Farm in the Connecticut Countryside, oil on canvas, 18"x25" (image), 30.5"x 37.5" (framed), s.l.r. and dated 1907
Autumn Landsacpe, oil on canvas
John Francis Murphy was born in Oswego, New York in December, 1853, but established his professional studio in New York City. One of the major practitioners of the Tonalist style pioneered by George Inness, Murphy was largely self-taught. He soon achieved considerable prominence in the art world, however.
From 1876, he exhibited regularly at the National Academy, winning a Gold Medal at the Academy exhibition in 1910. He was admitted as an Associate in the Academy in 1885 and was inducted as a full Academician in 1887. Murphy was also a member of the Society of American Artists, the Rochester (NY) and Brooklyn Art Clubs, and the American Watercolor Society.

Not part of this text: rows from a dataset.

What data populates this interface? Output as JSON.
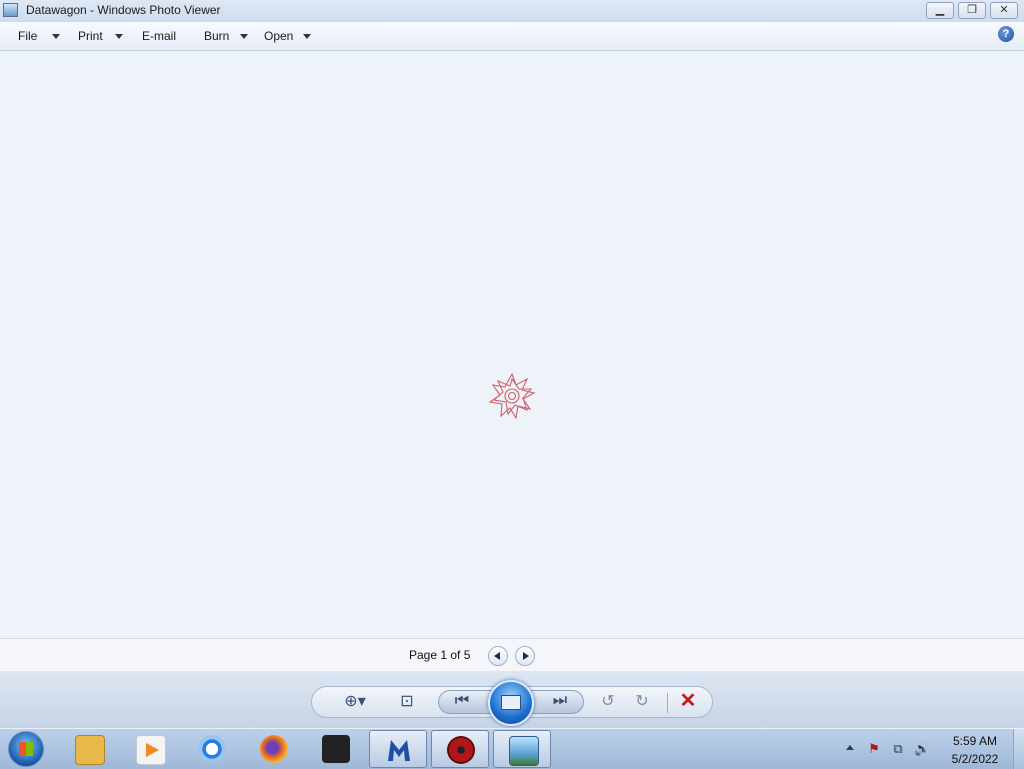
{
  "window": {
    "title": "Datawagon - Windows Photo Viewer",
    "controls": {
      "minimize": "▁",
      "maximize": "❐",
      "close": "✕"
    }
  },
  "menu": {
    "items": [
      {
        "label": "File",
        "has_dropdown": true
      },
      {
        "label": "Print",
        "has_dropdown": true
      },
      {
        "label": "E-mail",
        "has_dropdown": false
      },
      {
        "label": "Burn",
        "has_dropdown": true
      },
      {
        "label": "Open",
        "has_dropdown": true
      }
    ],
    "help_icon": "help-icon",
    "help_glyph": "?"
  },
  "viewer": {
    "content": "loading-star-graphic"
  },
  "page_nav": {
    "label": "Page 1 of 5",
    "prev_icon": "prev-page-icon",
    "next_icon": "next-page-icon"
  },
  "toolbar": {
    "zoom_icon": "zoom-icon",
    "zoom_glyph": "⊕▾",
    "actual_size_icon": "fit-window-icon",
    "actual_size_glyph": "⊡",
    "previous_icon": "previous-image-icon",
    "previous_glyph": "⏮",
    "slideshow_icon": "slideshow-icon",
    "next_icon": "next-image-icon",
    "next_glyph": "⏭",
    "rotate_ccw_icon": "rotate-counterclockwise-icon",
    "rotate_ccw_glyph": "↺",
    "rotate_cw_icon": "rotate-clockwise-icon",
    "rotate_cw_glyph": "↻",
    "delete_icon": "delete-icon",
    "delete_glyph": "✕"
  },
  "taskbar": {
    "start": "start-button",
    "pinned": [
      {
        "name": "file-explorer-icon",
        "color": "#e8b94a"
      },
      {
        "name": "media-player-icon",
        "color": "#f08a24"
      },
      {
        "name": "chrome-icon",
        "color": "#2a7be4"
      },
      {
        "name": "firefox-icon",
        "color": "#e86a1f"
      },
      {
        "name": "mpc-be-icon",
        "color": "#222222"
      },
      {
        "name": "malwarebytes-icon",
        "color": "#1b4fa8"
      },
      {
        "name": "radiation-app-icon",
        "color": "#b0161a"
      },
      {
        "name": "photo-viewer-icon",
        "color": "#5aa2d6"
      }
    ],
    "tray": {
      "show_hidden": "show-hidden-icons",
      "flag_glyph": "⚑",
      "network_glyph": "⧉",
      "volume_glyph": "🔊",
      "time": "5:59 AM",
      "date": "5/2/2022"
    }
  }
}
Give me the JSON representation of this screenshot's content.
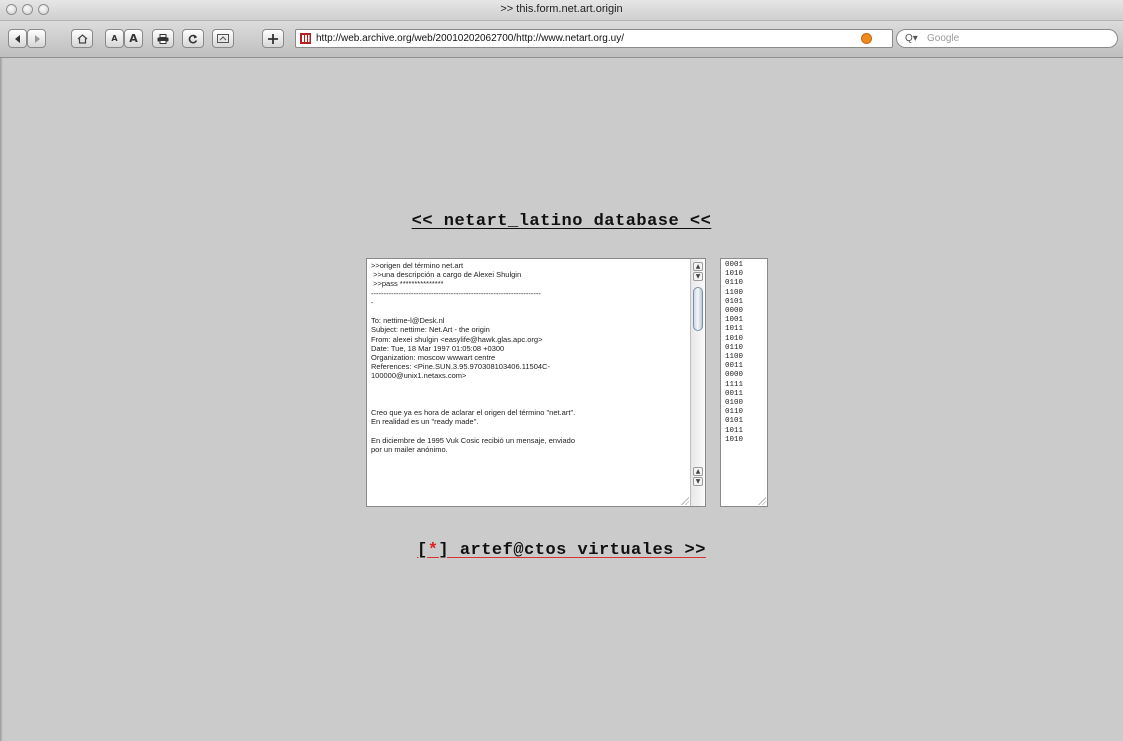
{
  "window": {
    "title": ">> this.form.net.art.origin"
  },
  "toolbar": {
    "text_smaller_label": "A",
    "text_bigger_label": "A",
    "url": "http://web.archive.org/web/20010202062700/http://www.netart.org.uy/",
    "search_placeholder": "Google",
    "search_prefix": "Q▾"
  },
  "page": {
    "heading": "<< netart_latino database <<",
    "textarea_lines": [
      ">>origen del término net.art",
      " >>una descripción a cargo de Alexei Shulgin",
      " >>pass ***************",
      "--------------------------------------------------------------------",
      "-",
      "",
      "To: nettime-l@Desk.nl",
      "Subject: nettime: Net.Art - the origin",
      "From: alexei shulgin <easylife@hawk.glas.apc.org>",
      "Date: Tue, 18 Mar 1997 01:05:08 +0300",
      "Organization: moscow wwwart centre",
      "References: <Pine.SUN.3.95.970308103406.11504C-",
      "100000@unix1.netaxs.com>",
      "",
      "",
      "",
      "Creo que ya es hora de aclarar el origen del término \"net.art\".",
      "En realidad es un \"ready made\".",
      "",
      "En diciembre de 1995 Vuk Cosic recibió un mensaje, enviado",
      "por un mailer anónimo."
    ],
    "binary_values": [
      "0001",
      "1010",
      "0110",
      "1100",
      "0101",
      "0000",
      "1001",
      "1011",
      "1010",
      "0110",
      "1100",
      "0011",
      "0000",
      "1111",
      "0011",
      "0100",
      "0110",
      "0101",
      "1011",
      "1010"
    ],
    "footer_link": {
      "open": "[",
      "star": "*",
      "close": "]",
      "text": " artef@ctos virtuales >>"
    }
  }
}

In 1887, he established residence in Arkville, New York, a small Catskill town frequented by Worthington Whittredge and Jervis McEntee. Murphy and his wife, painter Ada Clifford Murphy, began giving instruction in Arkville, where they were joined in 1889 by Alexander Wyant and, later, by Edward Loyal Field. The small community thus became one of the most important enclaves of Tonalist painters in America toward the end of the century. J. Francis Murphy died in 1921 in New York City.
Murphy’s work is in the permanent collections of the Metropolitan Museum, the Corcoran Gallery, the Detroit Institute of Arts, the Chicago Art Institute, the Smithsonian American Art Museum, the Hudson River Museum, the Westmorland Museum of American Art, and many others.